After getting your confirmation, the iPhone 3G helpfully tags all photos it takes with longitude and latitude. Your photos will then store EXIF information about where they were taken. This is commonly called ‘geotagging’.
Flickr has had location functionality for a while, where you can position your photos on a map of the world. Unfortunately, it uses Yahoo’s maps which are far less thorough than Google’s. But hey, it works. Here’s my map:
Of course, you would assume that if you upload photos to Flickr that include this standard latitude and longitude information in the photos, it would automatically put the photos in the right place on the map for you.
Bzzt, wrong.
You need to enable a magical geotagging switch in your preferences that will read the information inside your photos and use it so you don’t have to manually position each of your photos on the map.
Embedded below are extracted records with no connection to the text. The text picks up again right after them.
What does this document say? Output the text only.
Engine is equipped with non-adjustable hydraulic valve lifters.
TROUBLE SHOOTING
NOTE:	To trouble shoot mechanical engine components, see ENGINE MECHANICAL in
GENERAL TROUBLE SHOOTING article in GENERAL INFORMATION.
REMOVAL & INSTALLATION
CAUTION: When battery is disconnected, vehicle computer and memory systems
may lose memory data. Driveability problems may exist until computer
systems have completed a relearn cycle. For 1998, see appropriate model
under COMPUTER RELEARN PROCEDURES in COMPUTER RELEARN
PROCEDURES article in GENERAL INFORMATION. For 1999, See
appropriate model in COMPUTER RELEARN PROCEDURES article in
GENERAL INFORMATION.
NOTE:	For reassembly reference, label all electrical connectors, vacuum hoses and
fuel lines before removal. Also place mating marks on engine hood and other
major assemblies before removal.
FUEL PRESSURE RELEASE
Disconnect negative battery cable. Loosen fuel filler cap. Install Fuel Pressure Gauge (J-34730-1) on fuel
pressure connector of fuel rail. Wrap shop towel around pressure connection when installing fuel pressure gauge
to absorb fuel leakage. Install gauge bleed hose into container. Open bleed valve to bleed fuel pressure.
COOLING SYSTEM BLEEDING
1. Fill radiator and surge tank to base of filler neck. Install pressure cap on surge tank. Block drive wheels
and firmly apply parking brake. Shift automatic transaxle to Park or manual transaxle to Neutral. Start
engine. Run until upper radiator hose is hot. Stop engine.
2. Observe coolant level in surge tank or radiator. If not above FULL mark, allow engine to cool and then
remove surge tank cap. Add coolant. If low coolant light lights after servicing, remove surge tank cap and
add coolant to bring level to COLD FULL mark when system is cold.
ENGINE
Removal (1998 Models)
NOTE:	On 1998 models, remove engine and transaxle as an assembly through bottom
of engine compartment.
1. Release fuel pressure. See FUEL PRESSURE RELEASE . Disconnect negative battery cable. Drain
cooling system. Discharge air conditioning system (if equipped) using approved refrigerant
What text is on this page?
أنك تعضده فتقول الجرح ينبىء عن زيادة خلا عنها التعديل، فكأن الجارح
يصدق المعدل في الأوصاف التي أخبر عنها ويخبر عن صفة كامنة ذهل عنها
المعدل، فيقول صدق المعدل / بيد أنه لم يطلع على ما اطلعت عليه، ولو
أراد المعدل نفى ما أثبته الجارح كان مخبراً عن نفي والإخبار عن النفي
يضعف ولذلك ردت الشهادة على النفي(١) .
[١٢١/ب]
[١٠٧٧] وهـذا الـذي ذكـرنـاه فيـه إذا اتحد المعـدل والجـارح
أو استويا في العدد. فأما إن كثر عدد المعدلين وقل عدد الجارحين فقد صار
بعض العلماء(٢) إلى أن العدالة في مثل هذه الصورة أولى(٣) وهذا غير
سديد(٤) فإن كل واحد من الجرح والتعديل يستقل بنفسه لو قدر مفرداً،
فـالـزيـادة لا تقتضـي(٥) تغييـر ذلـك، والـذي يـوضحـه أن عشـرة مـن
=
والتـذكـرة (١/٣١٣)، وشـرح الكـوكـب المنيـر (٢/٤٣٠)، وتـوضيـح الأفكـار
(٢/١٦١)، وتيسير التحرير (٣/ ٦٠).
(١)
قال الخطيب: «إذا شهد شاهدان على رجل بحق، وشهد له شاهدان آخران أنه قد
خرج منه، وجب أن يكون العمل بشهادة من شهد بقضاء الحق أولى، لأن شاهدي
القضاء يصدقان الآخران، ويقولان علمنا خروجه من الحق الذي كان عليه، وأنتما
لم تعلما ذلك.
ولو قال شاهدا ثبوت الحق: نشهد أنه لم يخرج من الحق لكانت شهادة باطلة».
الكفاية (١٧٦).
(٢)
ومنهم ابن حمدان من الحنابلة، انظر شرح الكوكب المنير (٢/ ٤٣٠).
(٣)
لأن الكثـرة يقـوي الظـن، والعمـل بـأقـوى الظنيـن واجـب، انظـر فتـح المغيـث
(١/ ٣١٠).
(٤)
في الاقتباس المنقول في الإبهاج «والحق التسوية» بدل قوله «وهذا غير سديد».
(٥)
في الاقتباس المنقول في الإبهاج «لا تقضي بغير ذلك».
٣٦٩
Flickr's magical geotagging switch
Of course, you would then assume that if you had already uploaded a few dozen photos to Flickr with the standard geotag data and then you turned on this flag, Flickr would look at the metadata on your existing photos and place them appropriately.
Bzzt, wrong.
In order to avoid manually copy and pasting latitude and longitude of some twenty photos, I had to turn to a third-party application, GeoReTagr, which promised to scan the information inside Flickr and update the location information appropriately.
Unfortunately, the author of this tool assumed that everyone is in the north-western quadrant of the world, so I was still stuck inverting my longitude and latitude values because they are in fact south and east values, rather than north and west.
Not quite the painless geotagging process I imagined when I started.